The comments made by Bernard Jenkin, the Conservative MP for Harwich and North Essex, in the House of Commons on 5 January 2026.
To those who still harbour illusions about an idealised world of international rules that will be abided by all, should we not just say, “Welcome to the real world, where might often proves to be right and we have to face the circumstances that we are in”? May I therefore give my support to the Government’s ambivalence, as supported by my right hon. Friend the Leader of the Opposition, who also rightly criticised—it was all she disagreed with the Government about—the slow pace of rearmament? Will the Foreign Secretary avoid blowing up the bridges we have with the United States and use that influence? Does she not agree it really would be stupid to slag off President Trump now when we want to have influence over what he does next?
Yvette Cooper
Let me address some of the hon. Member’s bigger points about the international rules-based order and global power politics. He and I are old enough to have experience and reflections on the cold war, which was all about great power politics and difficulties. Alongside those big military global tensions, we had worked hard post the second world war to develop a rules-based order.
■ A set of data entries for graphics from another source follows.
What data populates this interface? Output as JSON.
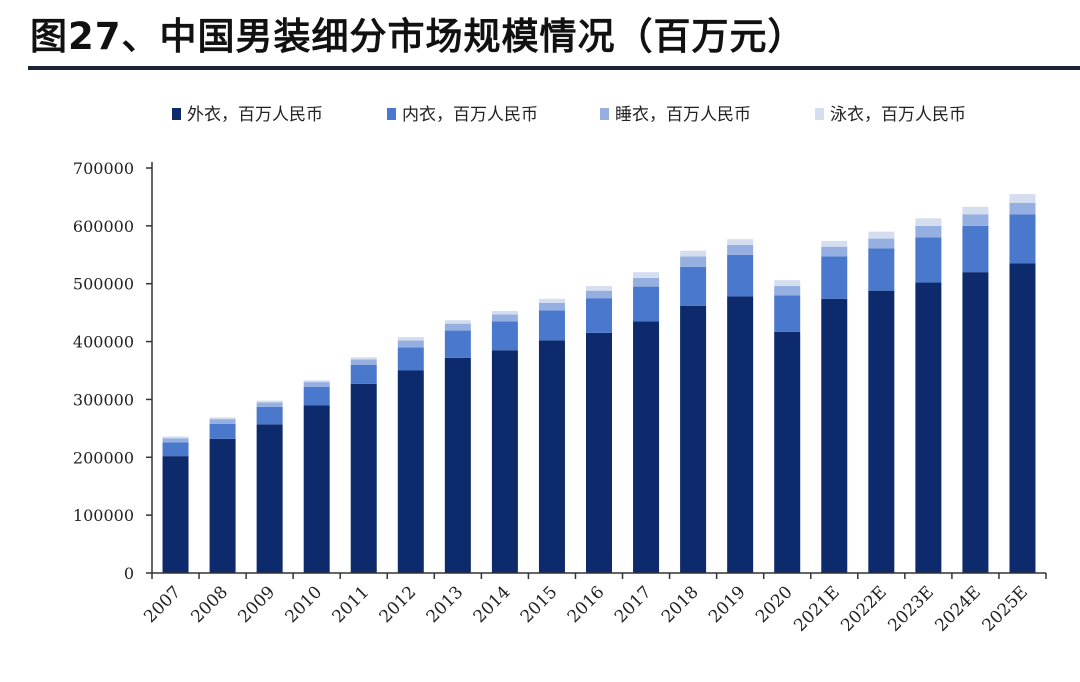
{
  "header": {
    "title": "图27、中国男装细分市场规模情况（百万元）"
  },
  "colors": {
    "outer": "#0d2a6c",
    "inner": "#4a78cc",
    "knit": "#95b0e0",
    "swim": "#d5deef",
    "rule": "#1b2433"
  },
  "chart_data": {
    "type": "bar",
    "stacked": true,
    "categories": [
      "2007",
      "2008",
      "2009",
      "2010",
      "2011",
      "2012",
      "2013",
      "2014",
      "2015",
      "2016",
      "2017",
      "2018",
      "2019",
      "2020",
      "2021E",
      "2022E",
      "2023E",
      "2024E",
      "2025E"
    ],
    "series": [
      {
        "name": "外衣，百万人民币",
        "color": "#0d2a6c",
        "values": [
          202000,
          232000,
          257000,
          290000,
          327000,
          350000,
          372000,
          385000,
          402000,
          415000,
          435000,
          462000,
          478000,
          417000,
          474000,
          488000,
          502000,
          520000,
          535000
        ]
      },
      {
        "name": "内衣，百万人民币",
        "color": "#4a78cc",
        "values": [
          24000,
          26000,
          30000,
          32000,
          33000,
          40000,
          47000,
          50000,
          52000,
          60000,
          60000,
          67000,
          72000,
          63000,
          73000,
          73000,
          78000,
          80000,
          85000
        ]
      },
      {
        "name": "睡衣，百万人民币",
        "color": "#95b0e0",
        "values": [
          7000,
          8000,
          8000,
          8000,
          9000,
          12000,
          12000,
          12000,
          13000,
          13000,
          15000,
          18000,
          17000,
          16000,
          17000,
          17000,
          20000,
          20000,
          20000
        ]
      },
      {
        "name": "泳衣，百万人民币",
        "color": "#d5deef",
        "values": [
          3000,
          3000,
          3000,
          3000,
          4000,
          6000,
          6000,
          6000,
          7000,
          8000,
          10000,
          10000,
          10000,
          10000,
          10000,
          12000,
          13000,
          13000,
          15000
        ]
      }
    ],
    "ylim": [
      0,
      700000
    ],
    "yticks": [
      "700000",
      "600000",
      "500000",
      "400000",
      "300000",
      "200000",
      "100000",
      "0"
    ],
    "ytick_values": [
      700000,
      600000,
      500000,
      400000,
      300000,
      200000,
      100000,
      0
    ],
    "legend_position": "top",
    "grid": false
  }
}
This has been a part of global history for a long time: the tensions between how we maintain international law and an international rules-based order and how we engage with different competing interests, sometimes from some of the biggest countries in the world and sometimes from some of the smaller countries in the world who have particular power in particular areas.
In terms of the UK’s approach, we continue to believe in the importance of a rules-based order and of such an international framework. We also engage with the world as it is—the world as we face it. We need to be able to do so and to be agile in responding to that.